Suyu akıtmayın istemeyiz
Asrın projesi tamamlandı. Test çalışmaları başladı. Türkiye’nin Cumhuriyet bayramında deniz altına döşenen borulardan su akıtılacağı açıklandı.
Peki bu suyu kim yönetecek?
Suyun akıtılmasına bir aydan az bir süre kaldı ama suyun yönetimini kimin yapacağı hala bilinmiyor.
Projeyi gerçekleştiren Türkiye Devlet Su İşleri, DSİ bir kamu kuruluşudur. Projeyi Türkiye’de hazırlattı,
Türkiye’de ihaleye çıktı, Türkiye şirketleri bu ihaleleri aldı ve işi yaptı. Kontrolluk hizmetini de DSİ verdi.
Sonuçta TC kara yapıları, TC-KKTC deniz geçişi, KKTC kara yapıları ve arıtma tesisi tamamlandı. Ayrıca Lefkoşa bölgesine içme ve kullanma suyu sağlayacak Lefkoşa isale hattı tamamlandı. Girne, Mağusa ve Karpaz isale hatlarının inşaatı ise devam ediyor.

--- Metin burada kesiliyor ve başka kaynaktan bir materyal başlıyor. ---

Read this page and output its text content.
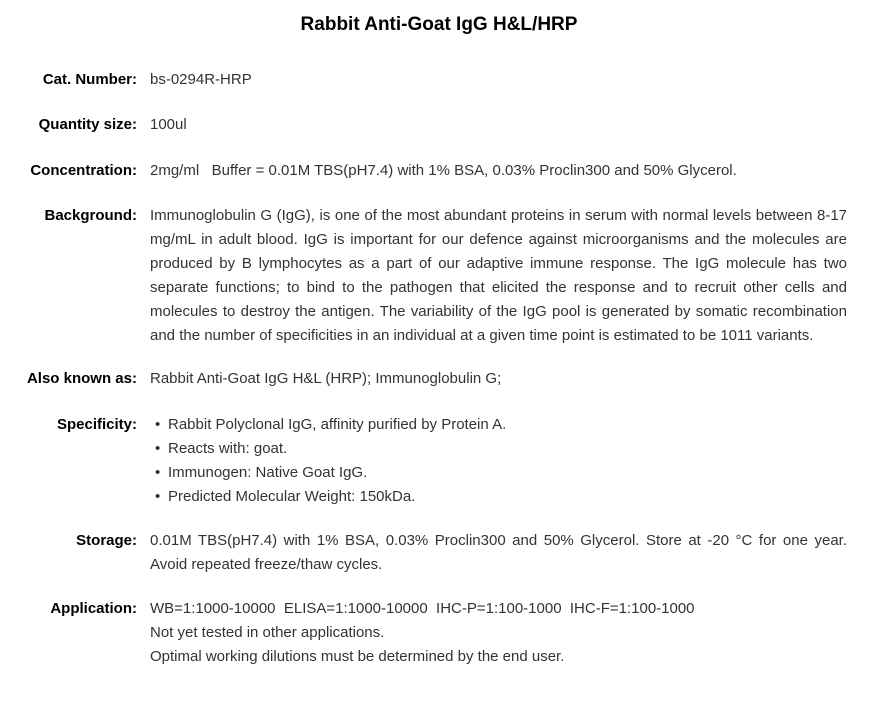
Rabbit Anti-Goat IgG H&L/HRP
Cat. Number: bs-0294R-HRP
Quantity size: 100ul
Concentration: 2mg/ml   Buffer = 0.01M TBS(pH7.4) with 1% BSA, 0.03% Proclin300 and 50% Glycerol.
Background: Immunoglobulin G (IgG), is one of the most abundant proteins in serum with normal levels between 8-17 mg/mL in adult blood. IgG is important for our defence against microorganisms and the molecules are produced by B lymphocytes as a part of our adaptive immune response. The IgG molecule has two separate functions; to bind to the pathogen that elicited the response and to recruit other cells and molecules to destroy the antigen. The variability of the IgG pool is generated by somatic recombination and the number of specificities in an individual at a given time point is estimated to be 1011 variants.
Also known as: Rabbit Anti-Goat IgG H&L (HRP); Immunoglobulin G;
Specificity: • Rabbit Polyclonal IgG, affinity purified by Protein A.
• Reacts with: goat.
• Immunogen: Native Goat IgG.
• Predicted Molecular Weight: 150kDa.
Storage: 0.01M TBS(pH7.4) with 1% BSA, 0.03% Proclin300 and 50% Glycerol. Store at -20 °C for one year. Avoid repeated freeze/thaw cycles.
Application: WB=1:1000-10000  ELISA=1:1000-10000  IHC-P=1:100-1000  IHC-F=1:100-1000
Not yet tested in other applications.
Optimal working dilutions must be determined by the end user.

Kısaca Türkiye’deki Dragon çayından borularla alınacak su KKTC Güzelyalı tesislerine oradan da Geçitköy tesislerine, artık su ise Geçitköy barajına akıtılacak. Geçitköy tesislerinde arıtılarak içme ve kullanma suyu olarak tamamlanan isale hatlarından belediyelerin su depolarına akıtılacak.
TC tarafı bu işlemi TC’den gelecek özel bir şirketin yapmasını istiyor. Dahası belediyelerin tüm içme suyu depo ve şebekelerinin de bu şirkete devredilmesini ve dağıtılacak suyun parasını da bu şirketin toplayarak ilgili belediyelere belli bir komisyon vermesini istiyor.
TC tarafı bu konuda ısrarlıdır. Bu nedenle hükümeti bypass ederek belediyeleri ikna etmek için başkanları Anamur’a götürerek “ikna çalışmaları” yaptı.
Türkiye’den KKTC’ye deniz altından su getirilmesi projesi gerçekten asrın projesidir. Maliyeti de oldukça yüksektir. Ama bizim bildiğimiz bu proje “anavatanın, yavru vatana su getirmek için” yaptığı bir projedir.
Elbette Türkiye bu proje için harcadığı her kuruşu geri almak isteyecektir. Bu en doğal hakkıdır.
Ama bunun için “siz bu işi beceremezsiniz, yüzünüze gözünüze bulaştırırsınız, bu parayı halktan toplayamazsınız, o nedenle bizim göstereceğimiz bir özel şirkete bu tesisleri devredelim, hatta sizin kuyuları, su depolarını, özel kuyuları falan her şeyi devredelim, bu şirket suyu dağıtsın, parayı toplasın size de birkaç kuruş versin, beni de ödesin” demek bizce doğru değil.
Bunu kabul edemeyiz.
Su için teşekkür ederiz. Yatırdığınız parayı uzun vadeli kredi olarak kabul ederiz. Ödemeye de hazırız. Ama kusura bakmayın suyun yönetimi bizde olacak.
Biz bu işi sizden daha iyi yaparız. Su ve enerji gibi stratejik öneme sahip değerleri özelleştirmek istemiyoruz.
Bunun için bize baskı yapmaktan vazgeçin. Israrla özele diyecekseniz döşediğiniz borulardan da su akıtmayın, istemeyiz. Gelin size bu tesislerin yerini kiralayalım, suyu kime satarsanız satın.
Unutmayın hiçbir bağımsız ülke, kardeş ülke olsa bile kendi topraklarında başka bir ülkenin istediği gibi hareket etmesini, stratejik kaynaklarını kullanmasını ve bu anlamda istediği gibi at oynatmasını kabul etmez. Biz de etmiyoruz.